Buchvorstellung: iWoz – Wie ich den Personal Computer erfand und Apple mitgründete

Heute möchte ich euch mal das Buch von Steve Wozniak vorstellen.

Es trägt den Titel: iWoz – Wie ich den Personal Computer erfand und Apple mitgründete (im englischen Original: iWoz – Computer Geek to Cult Icon. How I invented the personal computer, co-founded Apple, and had fun doing it). Das Buch ist bereits 2006 erschienen. Mir persönlich ist es allerdings erst letztes Jahr in die Hände gefallen. Es ist so das krasse Gegenteil zur autorisierten Biografie über Steve Jobs. Wozniak hat dieses Buch selbst geschrieben, was dem Buch eine ganz andere Note verleiht (die autorisierte Biografie über Jobs wurde ja von Walter Isaacson verfasst und daher aus dessen Sicht über Steve Jobs, gespickt mit einigen Zitaten und Interviews). Ich finde, gerade deshalb macht dieses Buch unheimlich Spaß beim Lesen. Steve Wozniak erzählt seine Sicht der Geschehnisse bis zu Apples Firmengründung in einem lockeren, teils witzigen Stil.

Auch Wozniak schreibt über seine Kindheit. Angefangen bei seiner „Gang“ (den Electronic-Kids), den Cream-Soda-Computer, wie er Steve Jobs kennenlernte und seine Zeit bei HP. Des weiteren erzählt er unverblümt über allerhand Schabernack, den er als Jugendlicher angestellt hat (teilweise unter Mitwirkung von Steve Jobs). Ebenso schreibt über seine Erfindungen wie den Apple I oder den Apple II (bei seinen Erzählungen darüber merkt man auch eine gesunde Portion Stolz). Auch grade seine naive Seite (er erzählt beispielsweise, wie er sich bei der Ausrichtung eines Musikfestivals so dermaßen blauäugig an die Sache ran ging und dabei ein Haufen Geld zum Fenster raus schmiss) kommt hier öfter zum Vorschein, was – wie ich finde – ihn äußert sympathisch macht.
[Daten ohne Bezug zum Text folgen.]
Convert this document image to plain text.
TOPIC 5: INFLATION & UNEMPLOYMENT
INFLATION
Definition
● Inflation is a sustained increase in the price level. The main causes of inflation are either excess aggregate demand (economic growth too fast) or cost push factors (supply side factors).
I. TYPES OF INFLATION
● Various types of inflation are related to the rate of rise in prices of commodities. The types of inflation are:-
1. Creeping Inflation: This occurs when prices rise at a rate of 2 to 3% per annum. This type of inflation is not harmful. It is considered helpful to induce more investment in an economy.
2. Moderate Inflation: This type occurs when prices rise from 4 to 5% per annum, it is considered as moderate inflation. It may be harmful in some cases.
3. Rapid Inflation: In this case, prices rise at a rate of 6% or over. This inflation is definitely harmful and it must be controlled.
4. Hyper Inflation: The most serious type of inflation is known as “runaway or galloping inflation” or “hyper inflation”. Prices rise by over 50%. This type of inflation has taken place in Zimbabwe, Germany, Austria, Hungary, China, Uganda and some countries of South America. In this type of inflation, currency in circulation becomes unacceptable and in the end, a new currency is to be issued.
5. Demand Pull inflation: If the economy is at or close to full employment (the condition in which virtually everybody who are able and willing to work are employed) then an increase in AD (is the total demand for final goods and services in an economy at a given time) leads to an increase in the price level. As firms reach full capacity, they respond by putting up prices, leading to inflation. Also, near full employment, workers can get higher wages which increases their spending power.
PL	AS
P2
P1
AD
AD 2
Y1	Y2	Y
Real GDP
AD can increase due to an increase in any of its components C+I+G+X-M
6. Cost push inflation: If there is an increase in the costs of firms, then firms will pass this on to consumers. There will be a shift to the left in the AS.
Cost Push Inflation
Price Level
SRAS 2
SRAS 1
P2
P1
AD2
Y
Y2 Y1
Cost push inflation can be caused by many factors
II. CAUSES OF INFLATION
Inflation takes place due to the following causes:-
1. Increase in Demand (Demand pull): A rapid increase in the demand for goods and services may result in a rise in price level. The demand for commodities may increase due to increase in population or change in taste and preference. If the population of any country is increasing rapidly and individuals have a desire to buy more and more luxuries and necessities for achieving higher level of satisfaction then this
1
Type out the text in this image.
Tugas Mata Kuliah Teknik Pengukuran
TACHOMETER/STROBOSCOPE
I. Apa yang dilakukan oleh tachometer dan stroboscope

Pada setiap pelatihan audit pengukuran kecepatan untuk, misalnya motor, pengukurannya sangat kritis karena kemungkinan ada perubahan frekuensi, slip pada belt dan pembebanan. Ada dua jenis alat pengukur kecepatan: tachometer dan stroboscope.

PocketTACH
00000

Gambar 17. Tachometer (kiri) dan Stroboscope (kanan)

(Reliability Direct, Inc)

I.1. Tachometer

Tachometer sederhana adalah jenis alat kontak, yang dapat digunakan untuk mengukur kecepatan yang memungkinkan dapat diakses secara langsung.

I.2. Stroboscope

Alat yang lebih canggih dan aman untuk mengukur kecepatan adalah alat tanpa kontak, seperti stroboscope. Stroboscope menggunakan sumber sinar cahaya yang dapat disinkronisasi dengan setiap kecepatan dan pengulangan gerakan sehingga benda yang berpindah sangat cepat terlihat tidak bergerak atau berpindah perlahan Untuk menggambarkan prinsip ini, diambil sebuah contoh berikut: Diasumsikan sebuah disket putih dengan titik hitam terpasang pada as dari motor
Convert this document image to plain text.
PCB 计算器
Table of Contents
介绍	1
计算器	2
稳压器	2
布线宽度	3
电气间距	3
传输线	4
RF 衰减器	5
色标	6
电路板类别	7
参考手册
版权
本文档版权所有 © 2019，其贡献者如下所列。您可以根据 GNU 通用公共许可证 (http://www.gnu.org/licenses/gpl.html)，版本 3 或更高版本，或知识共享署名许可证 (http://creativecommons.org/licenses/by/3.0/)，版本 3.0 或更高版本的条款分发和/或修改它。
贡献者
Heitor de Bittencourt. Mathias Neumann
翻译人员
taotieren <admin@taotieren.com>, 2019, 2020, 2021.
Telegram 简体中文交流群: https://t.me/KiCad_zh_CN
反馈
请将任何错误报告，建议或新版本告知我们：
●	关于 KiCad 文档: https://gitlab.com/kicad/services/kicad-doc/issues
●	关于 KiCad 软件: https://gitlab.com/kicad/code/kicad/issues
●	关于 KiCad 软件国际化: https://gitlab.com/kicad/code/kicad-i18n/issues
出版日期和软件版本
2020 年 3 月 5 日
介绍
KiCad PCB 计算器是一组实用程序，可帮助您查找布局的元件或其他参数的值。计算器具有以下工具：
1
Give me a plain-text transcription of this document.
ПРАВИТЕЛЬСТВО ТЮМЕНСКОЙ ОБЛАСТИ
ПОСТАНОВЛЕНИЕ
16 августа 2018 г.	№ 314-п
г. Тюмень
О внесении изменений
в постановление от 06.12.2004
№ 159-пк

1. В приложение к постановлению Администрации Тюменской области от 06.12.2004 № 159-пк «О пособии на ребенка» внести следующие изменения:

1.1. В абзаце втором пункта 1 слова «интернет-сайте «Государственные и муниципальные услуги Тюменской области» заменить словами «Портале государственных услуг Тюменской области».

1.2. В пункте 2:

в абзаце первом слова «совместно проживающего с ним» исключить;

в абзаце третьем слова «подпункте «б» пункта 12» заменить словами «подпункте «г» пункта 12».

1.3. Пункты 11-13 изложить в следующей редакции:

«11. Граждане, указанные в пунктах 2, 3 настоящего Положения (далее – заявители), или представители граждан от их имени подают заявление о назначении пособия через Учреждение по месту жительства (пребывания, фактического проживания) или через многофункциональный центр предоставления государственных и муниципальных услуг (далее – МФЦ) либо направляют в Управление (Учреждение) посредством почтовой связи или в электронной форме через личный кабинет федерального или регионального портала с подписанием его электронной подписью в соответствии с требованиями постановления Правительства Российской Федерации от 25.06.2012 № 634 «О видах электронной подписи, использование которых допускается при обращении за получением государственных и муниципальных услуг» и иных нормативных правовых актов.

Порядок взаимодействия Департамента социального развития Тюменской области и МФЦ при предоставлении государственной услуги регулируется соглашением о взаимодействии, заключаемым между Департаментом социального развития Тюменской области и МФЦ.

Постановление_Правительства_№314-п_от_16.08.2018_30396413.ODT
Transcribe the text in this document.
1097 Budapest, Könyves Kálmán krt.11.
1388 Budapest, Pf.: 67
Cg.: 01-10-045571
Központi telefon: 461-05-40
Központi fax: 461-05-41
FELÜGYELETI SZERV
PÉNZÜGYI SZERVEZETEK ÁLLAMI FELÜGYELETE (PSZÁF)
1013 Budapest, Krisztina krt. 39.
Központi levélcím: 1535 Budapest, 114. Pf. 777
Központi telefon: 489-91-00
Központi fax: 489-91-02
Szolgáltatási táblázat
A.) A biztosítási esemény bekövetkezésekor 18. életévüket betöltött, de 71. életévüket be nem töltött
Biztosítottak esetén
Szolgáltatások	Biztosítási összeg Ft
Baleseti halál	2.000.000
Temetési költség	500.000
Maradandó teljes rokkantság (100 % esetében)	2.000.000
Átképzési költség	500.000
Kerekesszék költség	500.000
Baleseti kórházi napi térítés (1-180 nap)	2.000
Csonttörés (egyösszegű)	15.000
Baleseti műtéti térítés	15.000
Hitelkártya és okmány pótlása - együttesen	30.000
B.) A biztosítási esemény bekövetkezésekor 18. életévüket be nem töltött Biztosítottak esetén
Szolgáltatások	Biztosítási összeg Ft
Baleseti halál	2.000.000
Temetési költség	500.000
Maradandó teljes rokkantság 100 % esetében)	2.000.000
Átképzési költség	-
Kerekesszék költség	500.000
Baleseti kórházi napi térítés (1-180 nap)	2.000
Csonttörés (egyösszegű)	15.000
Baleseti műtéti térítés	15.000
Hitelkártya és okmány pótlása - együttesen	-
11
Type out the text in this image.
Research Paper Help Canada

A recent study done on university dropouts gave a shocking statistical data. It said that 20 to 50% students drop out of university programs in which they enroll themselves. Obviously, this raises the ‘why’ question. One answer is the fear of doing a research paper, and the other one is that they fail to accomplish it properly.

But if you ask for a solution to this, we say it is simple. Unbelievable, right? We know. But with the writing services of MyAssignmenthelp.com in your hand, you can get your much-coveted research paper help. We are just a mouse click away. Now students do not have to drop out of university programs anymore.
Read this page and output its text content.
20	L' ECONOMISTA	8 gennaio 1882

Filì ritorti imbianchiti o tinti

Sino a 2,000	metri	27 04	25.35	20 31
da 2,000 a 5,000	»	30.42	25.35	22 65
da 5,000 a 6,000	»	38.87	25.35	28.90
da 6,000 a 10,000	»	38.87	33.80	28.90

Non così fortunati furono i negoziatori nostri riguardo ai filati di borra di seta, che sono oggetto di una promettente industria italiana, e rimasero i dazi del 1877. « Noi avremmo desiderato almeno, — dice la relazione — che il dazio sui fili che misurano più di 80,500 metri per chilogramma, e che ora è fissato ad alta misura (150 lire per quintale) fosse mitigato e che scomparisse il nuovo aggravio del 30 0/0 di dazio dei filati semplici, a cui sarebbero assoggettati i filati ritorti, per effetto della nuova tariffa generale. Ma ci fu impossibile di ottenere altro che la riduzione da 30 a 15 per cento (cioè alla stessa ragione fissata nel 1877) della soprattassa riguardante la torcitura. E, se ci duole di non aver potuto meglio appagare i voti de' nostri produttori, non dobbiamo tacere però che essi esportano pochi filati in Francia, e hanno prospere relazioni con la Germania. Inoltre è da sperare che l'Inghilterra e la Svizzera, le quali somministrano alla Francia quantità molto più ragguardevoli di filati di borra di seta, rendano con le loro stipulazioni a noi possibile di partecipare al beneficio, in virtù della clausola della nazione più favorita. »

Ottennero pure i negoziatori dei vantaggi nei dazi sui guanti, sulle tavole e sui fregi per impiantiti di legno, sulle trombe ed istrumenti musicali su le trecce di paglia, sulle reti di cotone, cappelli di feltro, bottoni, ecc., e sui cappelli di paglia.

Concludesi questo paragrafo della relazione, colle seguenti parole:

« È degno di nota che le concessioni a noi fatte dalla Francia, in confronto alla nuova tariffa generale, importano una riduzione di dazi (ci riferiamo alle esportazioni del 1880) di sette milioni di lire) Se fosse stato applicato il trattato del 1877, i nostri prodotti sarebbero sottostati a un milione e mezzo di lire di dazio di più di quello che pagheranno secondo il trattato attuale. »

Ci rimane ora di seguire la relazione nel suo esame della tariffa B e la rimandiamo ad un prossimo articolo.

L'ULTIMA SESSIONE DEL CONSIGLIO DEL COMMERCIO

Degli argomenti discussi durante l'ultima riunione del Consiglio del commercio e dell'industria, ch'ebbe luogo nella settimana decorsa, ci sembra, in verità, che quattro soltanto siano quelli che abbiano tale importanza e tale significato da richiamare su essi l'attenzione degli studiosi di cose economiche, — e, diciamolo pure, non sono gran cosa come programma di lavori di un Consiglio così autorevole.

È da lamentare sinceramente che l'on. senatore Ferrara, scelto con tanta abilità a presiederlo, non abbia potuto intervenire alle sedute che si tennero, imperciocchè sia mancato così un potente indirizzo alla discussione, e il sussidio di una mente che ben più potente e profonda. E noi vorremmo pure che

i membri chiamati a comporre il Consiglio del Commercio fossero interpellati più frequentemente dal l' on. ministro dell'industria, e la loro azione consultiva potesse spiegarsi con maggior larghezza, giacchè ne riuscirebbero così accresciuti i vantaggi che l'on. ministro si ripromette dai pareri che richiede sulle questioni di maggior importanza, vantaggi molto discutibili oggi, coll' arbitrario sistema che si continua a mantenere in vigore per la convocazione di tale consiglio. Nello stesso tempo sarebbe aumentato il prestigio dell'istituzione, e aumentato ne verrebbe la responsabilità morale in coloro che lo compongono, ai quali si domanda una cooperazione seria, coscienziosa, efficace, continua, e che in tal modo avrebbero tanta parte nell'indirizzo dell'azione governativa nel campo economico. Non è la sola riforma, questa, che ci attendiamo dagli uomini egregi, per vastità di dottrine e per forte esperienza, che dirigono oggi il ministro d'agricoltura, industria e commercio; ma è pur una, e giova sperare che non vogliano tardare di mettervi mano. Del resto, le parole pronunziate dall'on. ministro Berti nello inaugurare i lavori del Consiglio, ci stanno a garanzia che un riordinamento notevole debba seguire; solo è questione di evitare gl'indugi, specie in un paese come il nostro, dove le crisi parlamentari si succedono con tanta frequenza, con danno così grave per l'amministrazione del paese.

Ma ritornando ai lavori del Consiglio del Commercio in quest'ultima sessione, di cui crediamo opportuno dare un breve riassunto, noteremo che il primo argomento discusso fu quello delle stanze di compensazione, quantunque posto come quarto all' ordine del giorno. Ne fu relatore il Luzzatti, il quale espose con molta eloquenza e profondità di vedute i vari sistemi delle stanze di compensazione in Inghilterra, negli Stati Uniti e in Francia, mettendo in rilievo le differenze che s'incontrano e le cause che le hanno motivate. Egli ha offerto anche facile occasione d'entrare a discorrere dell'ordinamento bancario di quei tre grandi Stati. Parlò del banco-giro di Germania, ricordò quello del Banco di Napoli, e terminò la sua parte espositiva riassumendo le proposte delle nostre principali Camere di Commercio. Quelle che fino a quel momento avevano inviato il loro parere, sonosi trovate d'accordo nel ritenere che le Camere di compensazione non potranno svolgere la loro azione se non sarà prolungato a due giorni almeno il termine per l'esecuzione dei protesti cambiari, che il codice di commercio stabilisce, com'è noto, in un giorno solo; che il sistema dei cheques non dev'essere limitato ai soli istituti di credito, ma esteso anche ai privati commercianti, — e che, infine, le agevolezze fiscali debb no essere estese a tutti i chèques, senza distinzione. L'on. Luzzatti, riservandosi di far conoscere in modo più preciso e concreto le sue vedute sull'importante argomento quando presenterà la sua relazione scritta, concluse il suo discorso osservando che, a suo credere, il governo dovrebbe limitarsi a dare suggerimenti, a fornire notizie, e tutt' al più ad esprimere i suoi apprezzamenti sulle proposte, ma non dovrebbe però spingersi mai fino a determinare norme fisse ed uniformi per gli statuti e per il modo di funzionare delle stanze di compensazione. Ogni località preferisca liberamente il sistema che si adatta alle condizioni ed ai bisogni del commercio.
Seine Intension, dieses Buch zu schreiben, war, „einiges klarzustellen“. Seiner Meinung nach war/ist vieles über ihn in diversen Büchern schlichtweg falsch. Aus diesem Grund begann er, Bücher über Apple (und dessen weitere Entwicklung) zu hassen. Mit diesem Buch möchte er daher einiges klarstellen.

Mein Fazit

Wer mehr über den Menschen Steve Wozniak wissen möchte, ist mit diesem Buch meiner Meinung gut bedient. Es ist locker geschrieben und eignet sich daher auch sehr gut als Urlaubslektüre (ich hab es im letzten Urlaub vornehmlich am Pool gelesen – war super). Er räumt mit einigen Sachen, die seine Person betreffen, auf. Trotz allem ist es nicht wie eine Abrechnung geschrieben. Zwischenzeitlich wird es manchmal etwas sehr technisch, da er sich irgendwie ein bisschen in seine Konstruktionen „rein steigert“. Trotz allem eine klare Empfehlung von mir.

Erschienen ist das Buch im Hanser-Verlag (ISBN-13: 978-3-446-40406-9).

Buchvorstellung: Steve Jobs – Die autorisierte Biografie des Apple-Gründers

Hallo zusammen,

ich habe es mit meiner begrenzten Zeit endlich mal geschafft, die von Steve Jobs autorisierte Biografie zu lesen.

Was soll ich sagen: Als Apple-Nutzer und -Fan muss man dieses Buch einfach gelesen haben!

Diese Biografie, verfasst von Walter Isaacson, erstreckt sich wirklich über das gesamte Leben von Steve Jobs. Angefangen bei seiner Adoption (die im weiteren Verlauf des Buches immer wieder eine Rolle spielt), seiner Kindheit, seinen ausgeprägten Sinn für Design, seine zwanghaften Diäten, wie er Steve Wozniak kennenlernt, Apple gründet, usw.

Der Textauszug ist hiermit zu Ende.